Background

Description of patient-clinician communication

The Institute of Medicine’s landmark ‘Crossing the Quality Chasm’ report, describes free and open sharing of knowledge between patients and clinicians as one of the tenets of optimal patient-centred care [1]. The extent to which this can be achieved largely depends on the quality of patient-clinician communication. While difficult to define, it is generally accepted that patient-clinician communication incorporates three broad domains. These domains include: information gathering which can aid diagnosis; information transfer which involves providing information to the patient regarding treatment options or adherence to health regimes; and general interactional skills, covering areas such as empathy, professional etiquette and control of available consultation time [2]. Additional elements of patient-clinician interaction include building the relationship [3], harmonised goals and transparency as well as full disclosure [4].

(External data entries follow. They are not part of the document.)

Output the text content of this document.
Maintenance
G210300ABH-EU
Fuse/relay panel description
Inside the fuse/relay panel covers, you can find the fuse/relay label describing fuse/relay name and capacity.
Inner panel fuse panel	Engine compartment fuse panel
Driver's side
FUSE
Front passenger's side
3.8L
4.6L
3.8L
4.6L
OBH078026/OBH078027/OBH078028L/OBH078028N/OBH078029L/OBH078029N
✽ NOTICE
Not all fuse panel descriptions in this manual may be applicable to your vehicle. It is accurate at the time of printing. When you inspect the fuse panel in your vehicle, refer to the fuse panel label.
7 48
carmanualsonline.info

The importance of patient-clinician communication

Effective patient-clinician communication can enhance patient satisfaction [5, 6], improve health outcomes [7], and improve adherence to treatment plans [8]. Poor communication can limit patient understanding of their illness or treatment [9], lead to poorer patient outcomes, or to complaints against services and clinicians [9, 10]. Poor communication and failing to understand the patient’s perspective are consistently reported as responsible for more complaints than any other domain, including misdiagnosis [10,11,12]. Common law standards in many countries now indicate a need for clinicians to provide information to patients about their condition and choices regarding medical care in a way that the patient can understand [13,14,15]. The value of good communication skills has been highlighted by clinicians [16], health care recipients [17] and medical education accreditation bodies [18,19,20]. Recognising the importance of having junior doctors that can demonstrate an acceptable standard of communication skills [21] has renewed interest in communication skills training in undergraduate medical education.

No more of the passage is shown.